Après trois jours de bons soins, Pauline avait repris assez de forces pour pouvoir quitter son lit et s’asseoir dans un fauteuil. Elle déclara à son père et au médecin de la famille qu’elle se sentait assez forte pour entreprendre le voyage dès le lendemain matin. Toutefois, elle y mit une condition : elle voulait voir Roderick Hardinge sans délai. Le jeune officier avait toujours été très fidèle dans ses attentions à son égard. Matin et soir, il allait prendre de ses nouvelles ; mais depuis dix ou douze jours, aucun étranger, pas même lui, n’avait été admis à sa chambre.

Quand Pauline fit connaître son désir, le docteur secoua la tête. M. Belmont, néanmoins, donna aussitôt sa permission.

— Vous le verrez, ma chérie. Je vais l’envoyer chercher immédiatement.

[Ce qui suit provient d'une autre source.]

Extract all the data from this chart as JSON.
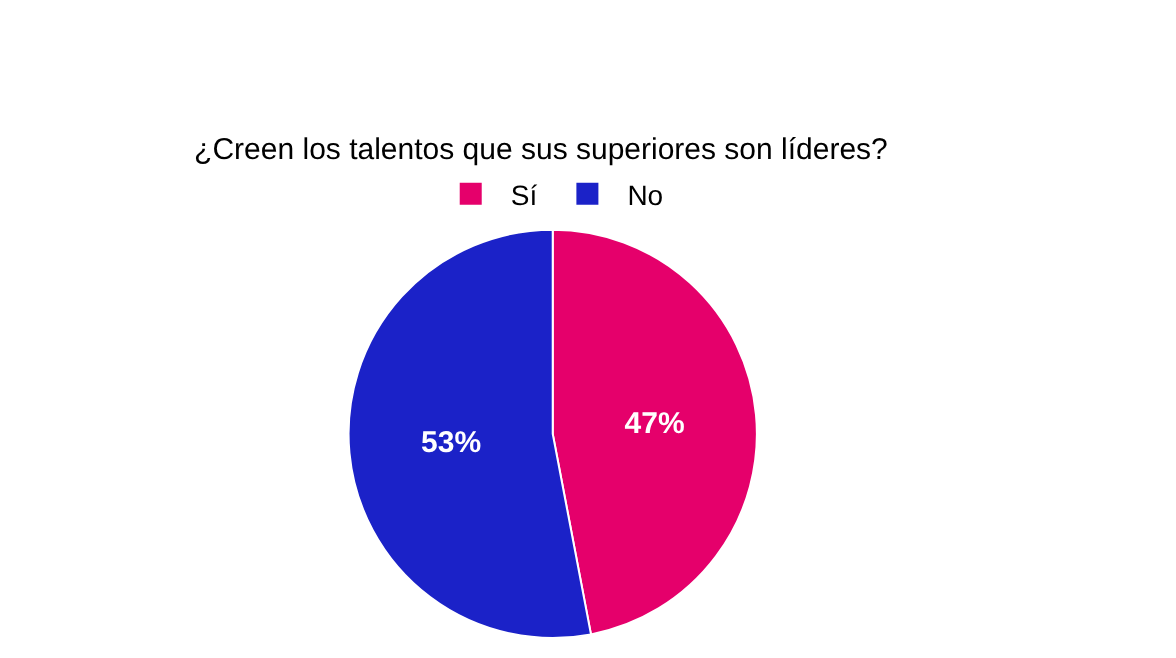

Hardinge était de service sur les remparts, mais il obtint une permission sans délai et il s’empressa de répondre à l’appel qui lui était fait. Pourquoi son cœur battait-il si vite pendant qu’il parcourait les rues en toute hâte ? Pourquoi sa main tremblait-elle lorsqu’il leva le marteau de la porte ? L’instinct de Roderick était fidèle comme celui de toutes les personnes à l’esprit droit et simple. Une ombre planait sur lui depuis plusieurs semaines et il la sentait maintenant s’étendre et s’épaissir jusqu’à produire les ténèbres dans son esprit. En dépit de lui-même, il avait au fond de l’âme un pressentiment sinistre. Tandis que la perspective de sa carrière militaire devenait de plus en plus brillante et que son succès était de jour en jour plus assuré, ce pressentiment lui disait que son sort personnel déclinait, et que les plus chères espérances de son cœur allaient s’abîmer dans le gouffre du désappointement. Il ne pouvait exprimer ce qu’il ressentait. Extérieurement, Pauline était toujours la même envers lui, et pourtant un changement s’était produit en elle. Son amour s’était-il refroidi ? Avait-il changé d’objet ? Avait-il, lui même, fait quelque chose qui pût produire ce changement ? Ses sentiments politiques avaient-ils donc altéré en quelque manière sa conduite à l’égard de la jeune fille ? Avait-il suffisamment pris en considération la position anormale où elle se trouvait placée par l’attitude de son père durant la guerre ? Ou bien, les causes de ce changement étaient-elles plus profondes que tout cela ?… Et son esprit revenait à Cary, à Zulma, à mille petits incidents des semaines écoulées, incidents que son imagination surexcitée grossissait jusqu’à en faire des causes déterminantes du changement soupçonné.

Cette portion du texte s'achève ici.